Football stadium in Serbia

Stadion Krčagovo (Serbian: Стадион Крчагово), also known as SRC Krčagovo, is a multi-use stadium in Užice, Serbia. It is mainly used for football matches and it is the home matches of FK Jedinstvo Putevi. The stadium has a capacity of 1,500 spectators.

==History==
The stadium was officially opened on 11 July 1998 in the presence of a large number of sports fans, citizens, and sports officials from Užice's Township Assembly. The construction of the sports venue took a year. During that time, four tennis courts and a football stadium were built with stands that can accommodate about 1,500 spectators. Accompanying facilities are three locker rooms with bathrooms, a gym, a restaurant, and official premises of the club management. Putevi Užice was the main contractor for the construction of the sports center in Krčagovo. The company's workers completed the largest part of the job. By cutting the ribbon at the ceremony organized at the stadium, Radovan Jeremić, the director of the company Putevi and the president of the management board of FK Jedinstvo Putevi, officially opened the new sports center. The opening match was played between Jedinstvo and FK Partizan. The result was 0–4 for Partizan.

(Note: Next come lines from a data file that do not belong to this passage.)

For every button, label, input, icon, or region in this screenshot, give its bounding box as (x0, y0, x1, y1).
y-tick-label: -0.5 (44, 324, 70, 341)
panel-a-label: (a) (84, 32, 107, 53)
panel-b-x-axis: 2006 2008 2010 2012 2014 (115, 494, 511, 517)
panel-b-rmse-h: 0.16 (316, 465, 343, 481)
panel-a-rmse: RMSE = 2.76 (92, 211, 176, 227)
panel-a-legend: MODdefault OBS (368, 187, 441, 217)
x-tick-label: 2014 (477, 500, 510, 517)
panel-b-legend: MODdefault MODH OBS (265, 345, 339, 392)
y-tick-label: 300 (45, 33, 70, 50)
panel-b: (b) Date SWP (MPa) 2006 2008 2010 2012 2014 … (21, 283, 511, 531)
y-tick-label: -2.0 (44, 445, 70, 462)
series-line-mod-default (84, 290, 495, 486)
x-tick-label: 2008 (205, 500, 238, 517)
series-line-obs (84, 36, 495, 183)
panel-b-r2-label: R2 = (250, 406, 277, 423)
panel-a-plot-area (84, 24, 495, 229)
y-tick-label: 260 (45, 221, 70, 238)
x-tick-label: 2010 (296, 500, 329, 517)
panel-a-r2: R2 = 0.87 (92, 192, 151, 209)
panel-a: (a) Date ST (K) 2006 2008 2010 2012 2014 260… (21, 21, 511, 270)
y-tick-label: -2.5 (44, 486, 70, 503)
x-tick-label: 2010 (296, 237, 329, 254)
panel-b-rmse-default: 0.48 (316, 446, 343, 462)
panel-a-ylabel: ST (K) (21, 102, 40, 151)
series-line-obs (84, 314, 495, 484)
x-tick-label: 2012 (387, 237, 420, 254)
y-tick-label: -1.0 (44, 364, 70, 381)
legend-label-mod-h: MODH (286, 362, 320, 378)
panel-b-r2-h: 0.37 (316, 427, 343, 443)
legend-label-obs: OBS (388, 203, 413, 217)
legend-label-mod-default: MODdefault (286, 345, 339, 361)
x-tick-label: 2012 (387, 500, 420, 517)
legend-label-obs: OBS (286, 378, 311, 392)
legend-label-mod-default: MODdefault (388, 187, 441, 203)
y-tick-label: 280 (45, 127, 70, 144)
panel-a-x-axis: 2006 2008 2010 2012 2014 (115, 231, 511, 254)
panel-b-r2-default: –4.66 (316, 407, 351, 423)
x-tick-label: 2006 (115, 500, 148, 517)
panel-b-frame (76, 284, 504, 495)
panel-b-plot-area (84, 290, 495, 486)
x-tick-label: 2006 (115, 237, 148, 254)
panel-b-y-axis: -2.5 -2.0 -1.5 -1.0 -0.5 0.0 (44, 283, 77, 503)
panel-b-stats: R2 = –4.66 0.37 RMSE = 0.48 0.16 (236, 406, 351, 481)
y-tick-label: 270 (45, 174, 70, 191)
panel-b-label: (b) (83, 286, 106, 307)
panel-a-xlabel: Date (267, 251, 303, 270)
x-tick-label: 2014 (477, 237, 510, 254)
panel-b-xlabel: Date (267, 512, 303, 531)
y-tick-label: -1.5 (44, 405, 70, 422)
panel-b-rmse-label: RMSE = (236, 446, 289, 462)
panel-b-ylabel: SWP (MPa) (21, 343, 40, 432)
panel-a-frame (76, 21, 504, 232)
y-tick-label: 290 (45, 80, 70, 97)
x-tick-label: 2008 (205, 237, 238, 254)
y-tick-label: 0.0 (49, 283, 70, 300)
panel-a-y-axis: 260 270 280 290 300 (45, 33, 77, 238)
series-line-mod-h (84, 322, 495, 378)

==Vasilije Mićić; the most deserving person for the construction of the stadium==
Putevi Užice, owned by Vasilije Mićić, was the main contractor for the venue's construction. As the main financier of the club, he decided to build a stadium and all auxiliary facilities with his company. In 2003, he bought the hotel Palisad, within which he built 4 football fields, which would be used for the preparatory matches of FK Jedinstvo Putevi. He had planned to build 10 more such fields, but his death at the age of 76 prevented him from doing so. He died on December 20, 2020, in Moscow.